Mary Ann Colclough – Polly Plum

Mary Ann Colclough – Polly Plum

Mary Ann Colclough – Polly Plum (1836–1885).

In the early 1870s Mary Ann Colclough was a household name – famous as an outspoken women’s rights advocate. She gave public lectures in Auckland, Thames, Ngāruawāhia and Hamilton. She advocated temperance and improved treatment of women prisoners and prostitutes, becoming involved in their rehabilitation.

Polly Plum article on Papers Past

She wrote newspaper articles under the nom de plume ‘Polly Plum’. ‘What Women Want’ was published in the New Zealand Herald on 31 July 1871. Mary Ann Colclough was particularly focused on the position of married women in New Zealand, who had no independent legal status, and no control over property or guardianship of their children. She spoke from bitter personal experience: because of her own husband's ruinous use of her earnings, bailiffs had stripped the family residence down to bare floorboards. I was the breadwinner,' she wrote, 'whilst he had all the breadwinner's powers and privileges.'

Mary Ann Colclough had arrived in New Zealand in 1859. Aged 25, she married Thomas Caesar Colclough, a farmer 30 years her senior, in 1861. They had a daughter and a son, but when Thomas Colclough died in 1867, she had to support the family on her own. A well-qualified and experienced teacher, she ran her own school for girls in Auckland.

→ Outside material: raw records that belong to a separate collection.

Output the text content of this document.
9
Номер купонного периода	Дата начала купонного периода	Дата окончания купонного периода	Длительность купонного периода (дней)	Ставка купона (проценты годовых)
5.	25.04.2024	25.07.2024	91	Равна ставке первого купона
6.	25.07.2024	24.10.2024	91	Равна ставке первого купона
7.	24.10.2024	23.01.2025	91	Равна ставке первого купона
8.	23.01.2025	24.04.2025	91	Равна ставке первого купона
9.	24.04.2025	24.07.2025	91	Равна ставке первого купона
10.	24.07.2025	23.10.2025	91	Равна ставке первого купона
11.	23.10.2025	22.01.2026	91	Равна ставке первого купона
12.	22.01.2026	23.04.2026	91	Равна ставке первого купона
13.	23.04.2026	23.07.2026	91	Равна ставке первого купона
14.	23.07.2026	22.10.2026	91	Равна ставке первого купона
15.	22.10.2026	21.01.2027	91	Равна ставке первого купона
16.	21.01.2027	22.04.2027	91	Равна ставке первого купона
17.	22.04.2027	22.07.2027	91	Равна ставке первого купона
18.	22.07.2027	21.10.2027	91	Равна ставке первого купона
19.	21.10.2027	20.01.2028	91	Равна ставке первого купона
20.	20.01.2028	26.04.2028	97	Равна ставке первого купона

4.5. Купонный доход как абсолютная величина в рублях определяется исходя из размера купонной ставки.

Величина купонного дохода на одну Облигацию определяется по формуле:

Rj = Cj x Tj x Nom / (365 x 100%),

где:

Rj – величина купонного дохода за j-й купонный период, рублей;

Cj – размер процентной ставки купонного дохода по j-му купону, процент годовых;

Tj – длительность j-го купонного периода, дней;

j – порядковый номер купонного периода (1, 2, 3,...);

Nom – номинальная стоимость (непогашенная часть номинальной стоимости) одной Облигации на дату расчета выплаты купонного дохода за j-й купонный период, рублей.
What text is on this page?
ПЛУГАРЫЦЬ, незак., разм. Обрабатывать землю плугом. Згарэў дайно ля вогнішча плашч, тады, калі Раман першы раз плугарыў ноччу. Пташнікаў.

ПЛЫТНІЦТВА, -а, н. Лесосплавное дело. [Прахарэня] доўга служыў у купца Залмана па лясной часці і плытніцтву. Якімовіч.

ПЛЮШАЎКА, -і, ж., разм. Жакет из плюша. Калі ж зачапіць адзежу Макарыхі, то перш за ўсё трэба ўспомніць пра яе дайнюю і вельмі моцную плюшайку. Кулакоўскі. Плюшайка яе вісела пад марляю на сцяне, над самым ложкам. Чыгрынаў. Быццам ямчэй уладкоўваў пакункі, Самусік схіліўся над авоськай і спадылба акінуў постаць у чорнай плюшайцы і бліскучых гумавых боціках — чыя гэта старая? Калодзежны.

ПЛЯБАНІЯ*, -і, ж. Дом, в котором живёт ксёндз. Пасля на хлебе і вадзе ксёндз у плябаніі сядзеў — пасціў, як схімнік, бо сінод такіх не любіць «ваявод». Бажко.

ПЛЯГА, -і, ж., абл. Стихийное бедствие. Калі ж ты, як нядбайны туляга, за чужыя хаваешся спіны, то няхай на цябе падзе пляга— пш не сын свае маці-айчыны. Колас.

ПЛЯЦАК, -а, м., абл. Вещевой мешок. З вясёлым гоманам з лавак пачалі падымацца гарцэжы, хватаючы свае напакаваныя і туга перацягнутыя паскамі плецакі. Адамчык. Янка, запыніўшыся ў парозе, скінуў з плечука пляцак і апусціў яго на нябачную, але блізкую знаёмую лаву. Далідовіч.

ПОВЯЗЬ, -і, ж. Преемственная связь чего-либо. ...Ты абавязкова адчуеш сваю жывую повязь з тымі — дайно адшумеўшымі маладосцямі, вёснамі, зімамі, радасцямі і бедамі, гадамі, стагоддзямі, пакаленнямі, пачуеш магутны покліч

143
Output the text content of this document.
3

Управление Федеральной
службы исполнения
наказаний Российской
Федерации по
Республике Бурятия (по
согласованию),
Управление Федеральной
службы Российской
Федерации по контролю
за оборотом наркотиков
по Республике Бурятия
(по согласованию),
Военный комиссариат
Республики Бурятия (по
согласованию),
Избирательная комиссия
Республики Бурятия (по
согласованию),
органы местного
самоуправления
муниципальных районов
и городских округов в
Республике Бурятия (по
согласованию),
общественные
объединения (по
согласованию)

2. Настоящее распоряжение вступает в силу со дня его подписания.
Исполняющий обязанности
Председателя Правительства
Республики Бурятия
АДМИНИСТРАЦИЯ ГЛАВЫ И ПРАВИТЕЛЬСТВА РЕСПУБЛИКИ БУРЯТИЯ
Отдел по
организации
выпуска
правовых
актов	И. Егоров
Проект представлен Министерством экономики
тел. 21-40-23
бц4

Colclough argued that women were entitled to education, careers and the vote. While the roles of wife and mother were very important, it was absurd to educate girls purely for domestic life. Self-reliance and self-help were the keys. The law should not discriminate against women – who should not be subject to legislation they had no part in making.

Men and women reacted with outrage or applause. Opponents ridiculed and patronised her, charged her with improper conduct, and condemned her on biblical grounds. But many cheered. Her lectures drew enthusiastic audiences and women supporters were surprisingly outspoken.

In late 1874, while living in Melbourne, an even more radical Mary Ann Colclough attacked the institution of marriage itself. The Australian press was harsh in its opposition to her ideas. She soon returned to New Zealand and disappeared from public view. She died in Picton on 7 March 1885, aged 49, a month after fracturing a leg and an arm in an accident.

Colclough was a highly controversial public figure for only a few years, but she jolted the people of Auckland by challenging contemporary assumptions about woman's place in New Zealand society.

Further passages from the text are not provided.